Location: Brussels, Centre for Fine Arts / Hall M
Co-production Börsenverein des Deutschen Buchhandels e.V.
By the time the Algerian writer Boualem Sansal was awarded the Peace Prize of the German Book Trade in the autumn of 2011, the elation generated by the Arab Spring had already given way, in at least some Arab countries, to a certain disillusionment. The period has, nonetheless, changed how power is exercised in that part of the world and has led to an increased awareness within society of political issues. Following readings of extracts from his novels, Boualem Sansal and the President of the European Parliament, Martin Schulz, will discuss lost opportunities, the responsibility of Europe, and the prospects for other moves towards democratisation in Arab societies.
The discussion will be moderated by Stephan Detjen of Deutschlandfunk. Alexander Skipis, Director of the German Publishers and Booksellers Association, and Jean-Marie Laclavetine (of Editions Gallimard) will introduce the evening.

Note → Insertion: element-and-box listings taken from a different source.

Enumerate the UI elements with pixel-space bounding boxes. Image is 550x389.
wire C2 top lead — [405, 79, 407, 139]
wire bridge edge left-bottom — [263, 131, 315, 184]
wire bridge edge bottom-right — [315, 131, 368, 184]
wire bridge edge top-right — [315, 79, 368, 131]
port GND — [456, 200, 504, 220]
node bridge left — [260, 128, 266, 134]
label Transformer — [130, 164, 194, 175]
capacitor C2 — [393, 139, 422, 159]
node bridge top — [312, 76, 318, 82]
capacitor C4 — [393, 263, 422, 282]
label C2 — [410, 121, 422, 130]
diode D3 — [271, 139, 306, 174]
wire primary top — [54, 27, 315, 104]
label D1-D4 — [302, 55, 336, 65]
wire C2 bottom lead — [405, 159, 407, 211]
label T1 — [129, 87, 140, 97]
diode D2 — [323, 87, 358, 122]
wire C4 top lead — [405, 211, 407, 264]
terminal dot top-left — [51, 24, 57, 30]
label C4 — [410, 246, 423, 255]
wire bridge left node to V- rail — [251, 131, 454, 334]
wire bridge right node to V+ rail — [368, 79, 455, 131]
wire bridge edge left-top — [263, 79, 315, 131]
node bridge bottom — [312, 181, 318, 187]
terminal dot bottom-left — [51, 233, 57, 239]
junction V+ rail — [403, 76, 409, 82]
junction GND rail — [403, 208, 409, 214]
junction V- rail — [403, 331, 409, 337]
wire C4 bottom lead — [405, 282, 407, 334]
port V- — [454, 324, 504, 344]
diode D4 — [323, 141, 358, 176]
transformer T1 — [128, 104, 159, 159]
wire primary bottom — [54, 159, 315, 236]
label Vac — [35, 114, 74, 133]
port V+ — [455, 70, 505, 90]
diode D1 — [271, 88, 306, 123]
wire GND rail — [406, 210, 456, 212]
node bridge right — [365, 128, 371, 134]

Boualem Sansal (born in 1949) published his first novel with Gallimard in 1999: Le serment des barbares, which deals with corruption and the political situation in Algeria. Following the publication of other critical novels and of an open letter entitled Poste restante : Alger, lettre de colère et d’espoir à mes compatriotes (2006), Sansal was fired from his position as a senior civil servant and his books were banned. His latest novels, Le village de l’Allemand (An Unfinished Business) (2009) and Rue Darwin (2011), have won a number of literary prizes. In 2011 he was awarded the Peace Prize of the German Book Trade; the jury hailed him as “one of the few remaining intellectuals in Algeria who continue to voice criticism of political and social conditions in that country”.